Did some "testing" with the #ChatGPT (or #GPT3) detector by Hello-SimpleAI.
1. It's much more accurate than the GPT2 detector. All zero-shot prompt texts were detected. (but to be honest, anybody that works with ChatGPT on a daily basis can detect a ChatGPT text in 2 seconds)
2. Long-prompt generations (especially from GPT3 playground) and summaries: not so much. About 8 out of 10 texts were not detected. 3. Reworked text or "text combinations" (several layers of AI interactions): zero detection 4. Translations in German: almost zero detection
Tl;dr: Helpful tool for ChatGPT detection. But the bigger question is: should text (content) that is improved / re-written / corrected / translated / transformed by a #LLM be detectable? And if so, why don't we label highly altered or enhanced pictures, videos or audio?
Little addition:
Text from explainlikeimfive.io
English text is 99,99% detected with ChatGPT Single-Page and Linguistic Version.
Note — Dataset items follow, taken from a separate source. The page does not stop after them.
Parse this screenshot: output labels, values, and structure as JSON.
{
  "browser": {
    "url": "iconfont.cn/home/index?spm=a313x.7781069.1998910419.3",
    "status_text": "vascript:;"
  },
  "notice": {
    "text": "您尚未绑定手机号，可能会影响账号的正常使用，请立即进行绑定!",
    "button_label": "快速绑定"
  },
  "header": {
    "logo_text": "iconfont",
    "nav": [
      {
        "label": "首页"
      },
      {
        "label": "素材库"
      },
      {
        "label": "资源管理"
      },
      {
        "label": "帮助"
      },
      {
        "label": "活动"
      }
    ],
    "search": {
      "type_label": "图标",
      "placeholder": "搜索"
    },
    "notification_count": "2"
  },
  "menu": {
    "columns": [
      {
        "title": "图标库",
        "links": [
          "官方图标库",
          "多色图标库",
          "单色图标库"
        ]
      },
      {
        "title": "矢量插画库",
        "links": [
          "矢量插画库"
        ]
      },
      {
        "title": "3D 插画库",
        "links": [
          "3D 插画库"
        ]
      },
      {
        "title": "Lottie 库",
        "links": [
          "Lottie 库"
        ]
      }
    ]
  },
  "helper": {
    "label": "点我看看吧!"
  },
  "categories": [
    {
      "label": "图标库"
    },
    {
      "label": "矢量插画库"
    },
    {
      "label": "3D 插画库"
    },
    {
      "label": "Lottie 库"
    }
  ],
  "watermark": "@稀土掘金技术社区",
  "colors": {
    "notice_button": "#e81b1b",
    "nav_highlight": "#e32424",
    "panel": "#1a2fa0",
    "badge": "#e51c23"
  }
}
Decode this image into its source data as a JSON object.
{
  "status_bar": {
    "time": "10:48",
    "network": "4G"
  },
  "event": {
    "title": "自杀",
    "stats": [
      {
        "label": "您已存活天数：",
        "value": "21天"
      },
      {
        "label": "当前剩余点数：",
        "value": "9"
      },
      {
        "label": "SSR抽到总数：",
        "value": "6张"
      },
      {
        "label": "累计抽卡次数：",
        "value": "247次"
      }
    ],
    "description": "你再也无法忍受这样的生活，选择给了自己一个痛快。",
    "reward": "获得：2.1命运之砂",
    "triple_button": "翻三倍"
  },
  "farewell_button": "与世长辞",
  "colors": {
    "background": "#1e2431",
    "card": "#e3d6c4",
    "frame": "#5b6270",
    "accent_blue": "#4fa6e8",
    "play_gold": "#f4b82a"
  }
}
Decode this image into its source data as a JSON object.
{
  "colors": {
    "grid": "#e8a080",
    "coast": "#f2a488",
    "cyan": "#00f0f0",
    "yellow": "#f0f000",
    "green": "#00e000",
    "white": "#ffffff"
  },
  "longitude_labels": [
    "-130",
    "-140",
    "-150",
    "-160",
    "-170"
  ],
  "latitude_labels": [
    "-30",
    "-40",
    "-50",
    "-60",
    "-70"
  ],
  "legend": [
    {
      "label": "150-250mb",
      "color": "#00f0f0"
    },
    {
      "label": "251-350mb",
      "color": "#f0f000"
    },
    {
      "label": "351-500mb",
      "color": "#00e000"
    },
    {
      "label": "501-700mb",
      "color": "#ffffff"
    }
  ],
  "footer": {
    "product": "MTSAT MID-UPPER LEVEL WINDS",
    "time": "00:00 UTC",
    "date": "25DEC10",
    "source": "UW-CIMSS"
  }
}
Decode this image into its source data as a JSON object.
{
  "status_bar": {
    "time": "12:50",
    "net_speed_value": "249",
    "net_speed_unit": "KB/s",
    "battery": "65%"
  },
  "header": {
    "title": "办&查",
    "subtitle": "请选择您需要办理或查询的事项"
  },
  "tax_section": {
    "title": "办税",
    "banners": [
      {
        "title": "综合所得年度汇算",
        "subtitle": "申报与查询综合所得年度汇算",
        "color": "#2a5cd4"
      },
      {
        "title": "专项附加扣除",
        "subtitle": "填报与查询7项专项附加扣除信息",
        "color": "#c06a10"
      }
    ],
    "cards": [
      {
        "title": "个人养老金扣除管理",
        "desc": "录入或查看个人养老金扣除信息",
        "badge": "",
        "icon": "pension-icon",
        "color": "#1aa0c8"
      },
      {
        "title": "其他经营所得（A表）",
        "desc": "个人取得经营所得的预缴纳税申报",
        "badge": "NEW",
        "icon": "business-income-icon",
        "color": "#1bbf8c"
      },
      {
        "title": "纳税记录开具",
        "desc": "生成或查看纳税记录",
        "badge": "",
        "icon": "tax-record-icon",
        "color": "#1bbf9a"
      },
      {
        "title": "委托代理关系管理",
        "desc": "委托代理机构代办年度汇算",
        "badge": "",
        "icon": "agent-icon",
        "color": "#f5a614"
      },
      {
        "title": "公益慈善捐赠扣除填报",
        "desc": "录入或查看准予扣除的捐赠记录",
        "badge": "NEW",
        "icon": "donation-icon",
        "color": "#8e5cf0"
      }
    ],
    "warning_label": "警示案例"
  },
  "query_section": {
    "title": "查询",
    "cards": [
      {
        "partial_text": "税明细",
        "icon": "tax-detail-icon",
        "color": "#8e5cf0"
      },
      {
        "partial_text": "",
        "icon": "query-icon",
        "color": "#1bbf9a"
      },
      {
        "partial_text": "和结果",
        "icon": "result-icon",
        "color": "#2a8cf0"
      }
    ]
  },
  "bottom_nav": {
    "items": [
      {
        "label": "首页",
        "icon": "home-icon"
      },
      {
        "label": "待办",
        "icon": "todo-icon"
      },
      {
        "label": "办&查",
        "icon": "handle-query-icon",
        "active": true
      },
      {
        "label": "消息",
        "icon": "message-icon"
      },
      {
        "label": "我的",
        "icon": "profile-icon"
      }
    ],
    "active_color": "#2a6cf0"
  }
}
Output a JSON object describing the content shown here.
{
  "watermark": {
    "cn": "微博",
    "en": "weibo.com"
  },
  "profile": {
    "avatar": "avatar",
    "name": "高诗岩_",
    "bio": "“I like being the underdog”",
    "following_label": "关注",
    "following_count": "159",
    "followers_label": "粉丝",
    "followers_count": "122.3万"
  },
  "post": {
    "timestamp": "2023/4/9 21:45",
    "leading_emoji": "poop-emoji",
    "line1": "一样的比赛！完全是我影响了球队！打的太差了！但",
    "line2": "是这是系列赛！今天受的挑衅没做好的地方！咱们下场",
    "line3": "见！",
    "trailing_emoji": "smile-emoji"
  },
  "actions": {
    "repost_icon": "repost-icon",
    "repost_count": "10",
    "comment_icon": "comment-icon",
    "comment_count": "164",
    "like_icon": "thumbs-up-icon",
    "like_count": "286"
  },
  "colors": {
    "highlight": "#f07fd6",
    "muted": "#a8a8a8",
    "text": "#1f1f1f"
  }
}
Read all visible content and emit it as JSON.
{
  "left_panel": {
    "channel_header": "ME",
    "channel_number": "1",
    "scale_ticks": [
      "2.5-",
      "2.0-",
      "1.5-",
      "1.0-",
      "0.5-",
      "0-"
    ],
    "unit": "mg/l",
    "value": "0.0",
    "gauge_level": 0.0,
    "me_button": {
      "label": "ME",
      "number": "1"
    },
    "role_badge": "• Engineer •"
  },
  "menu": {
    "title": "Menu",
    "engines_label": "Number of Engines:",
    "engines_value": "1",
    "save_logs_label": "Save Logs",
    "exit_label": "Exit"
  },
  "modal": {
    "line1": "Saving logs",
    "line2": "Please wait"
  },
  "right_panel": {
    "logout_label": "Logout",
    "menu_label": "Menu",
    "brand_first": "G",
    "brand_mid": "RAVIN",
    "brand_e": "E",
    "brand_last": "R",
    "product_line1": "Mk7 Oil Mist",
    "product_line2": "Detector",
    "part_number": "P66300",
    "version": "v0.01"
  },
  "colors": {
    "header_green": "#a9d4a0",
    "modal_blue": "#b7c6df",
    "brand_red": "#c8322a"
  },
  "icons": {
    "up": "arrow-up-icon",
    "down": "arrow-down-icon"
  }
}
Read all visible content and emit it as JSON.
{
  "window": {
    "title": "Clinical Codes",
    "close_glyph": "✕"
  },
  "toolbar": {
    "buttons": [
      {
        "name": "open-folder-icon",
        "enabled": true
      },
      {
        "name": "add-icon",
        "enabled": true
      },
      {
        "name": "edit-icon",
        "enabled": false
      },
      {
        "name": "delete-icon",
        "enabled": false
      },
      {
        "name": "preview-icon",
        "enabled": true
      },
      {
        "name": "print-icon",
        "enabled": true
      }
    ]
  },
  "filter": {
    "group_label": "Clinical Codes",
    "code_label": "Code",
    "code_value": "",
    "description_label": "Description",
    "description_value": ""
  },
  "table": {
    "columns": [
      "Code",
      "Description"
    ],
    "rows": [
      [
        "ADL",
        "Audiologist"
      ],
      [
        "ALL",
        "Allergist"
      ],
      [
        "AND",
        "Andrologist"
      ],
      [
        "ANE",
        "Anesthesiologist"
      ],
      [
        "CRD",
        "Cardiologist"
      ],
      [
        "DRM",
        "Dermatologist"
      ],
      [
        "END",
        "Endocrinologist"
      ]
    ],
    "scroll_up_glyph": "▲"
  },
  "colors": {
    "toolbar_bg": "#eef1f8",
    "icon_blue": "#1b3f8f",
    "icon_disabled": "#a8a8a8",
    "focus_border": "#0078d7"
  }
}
German text is only detected with Single-Page version but not with the Linguistic.
Answers generated with @perplexity_ai were 50/50%
Adding 2 or more spelling errors changed a 99% detection to 99% human. Overall, the most important factor seems to be sentence structure and repetition.
And as the demo states: the longer the text, the better the detection. A 2-3 paragraph summary = zero det; 6 paras = 99% det.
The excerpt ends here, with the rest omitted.